Background: Cannulation of the internal jugular vein is a common procedure performed in the hospital setting. The development of false aneurysms, emboli, fistulae and hematomas are common complications due to vascular interventions. False aneurysms, or pseudoaneurysms, constitute the majority of these iatrogenic complications. Pseudoaneurysms can be life-threatening and are considered a surgical emergency due to their high relative risk of rupture and bleeding. Case Presentation: This is a case of a 29-year-old female, who presented with symptoms of delayed paralysis of brachial plexus due to transverse cervical artery pseudoaneurysm following iatrogenic trauma.
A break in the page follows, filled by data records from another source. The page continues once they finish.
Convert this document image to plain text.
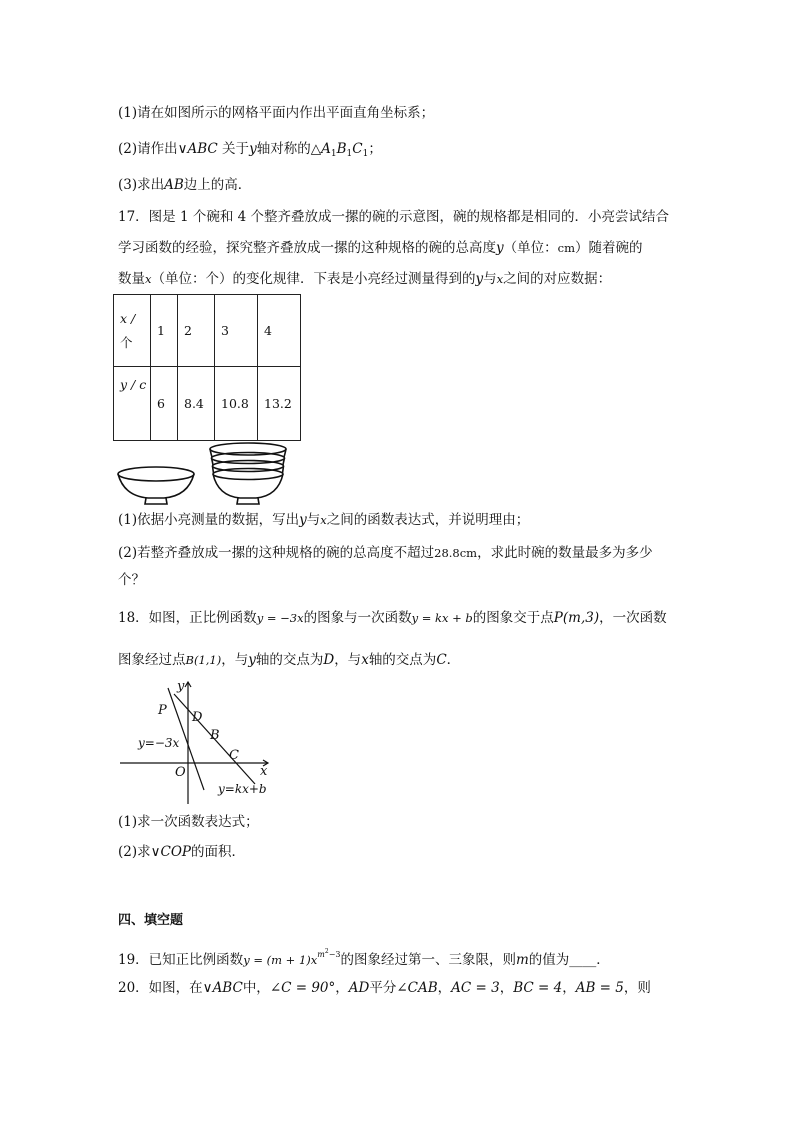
(1)请在如图所示的网格平面内作出平面直角坐标系；
(2)请作出∨ABC 关于y轴对称的$\triangle A_1B_1C_1$；
(3)求出AB边上的高．
17．图是 1 个碗和 4 个整齐叠放成一摞的碗的示意图，碗的规格都是相同的．小亮尝试结合
学习函数的经验，探究整齐叠放成一摞的这种规格的碗的总高度y（单位：cm）随着碗的
数量x（单位：个）的变化规律．下表是小亮经过测量得到的y与x之间的对应数据：
x /
个	1	2	3	4
y / c	6	8.4	10.8	13.2
(1)依据小亮测量的数据，写出y与x之间的函数表达式，并说明理由；
(2)若整齐叠放成一摞的这种规格的碗的总高度不超过28.8cm，求此时碗的数量最多为多少
个？
18．如图，正比例函数y = −3x的图象与一次函数y = kx + b的图象交于点P(m,3)，一次函数
图象经过点B(1,1)，与y轴的交点为D，与x轴的交点为C．
y
x
P D
B
C
O
y=−3x
y=kx+b
(1)求一次函数表达式；
(2)求∨COP的面积．
四、填空题
19．已知正比例函数$y = (m + 1)x^{m2-3}$的图象经过第一、三象限，则m的值为____．
20．如图，在∨ABC中，∠C = 90°，AD平分∠CAB，AC = 3，BC = 4，AB = 5，则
Discussion: The brachial plexus is the primary source of peripheral nervous innervation to the upper extremity, associated muscles of the upper chest and cutaneous supply to the skin and hand. In the region of the thoracic outlet, the brachial plexus comes in close contact with major subclavian vessels supplying the upper extremity. On account of the anatomic proximity between the brachial plexus and transverse cervical artery in the thoracic outlet, a pseudoaneurysm or hematoma in this region can cause compression of the neuroplexus and lead to the gradually progressive neurological deficit over days to weeks as opposed direct penetrating injuries. If left untreated, brachial plexopathy has an unfavorable prognosis Endovascular therapy and surgical management play a crucial role in their treatment. Owing to increased procedural efficacy and its less invasive nature, endovascular repair is being more widely accepted in recent years. Since the exposure of the subclavian artery and difficult vascular control in open surgery poses a challenge in the management of pseudoaneurysms, endovascular treatment is the preferred method of treatment.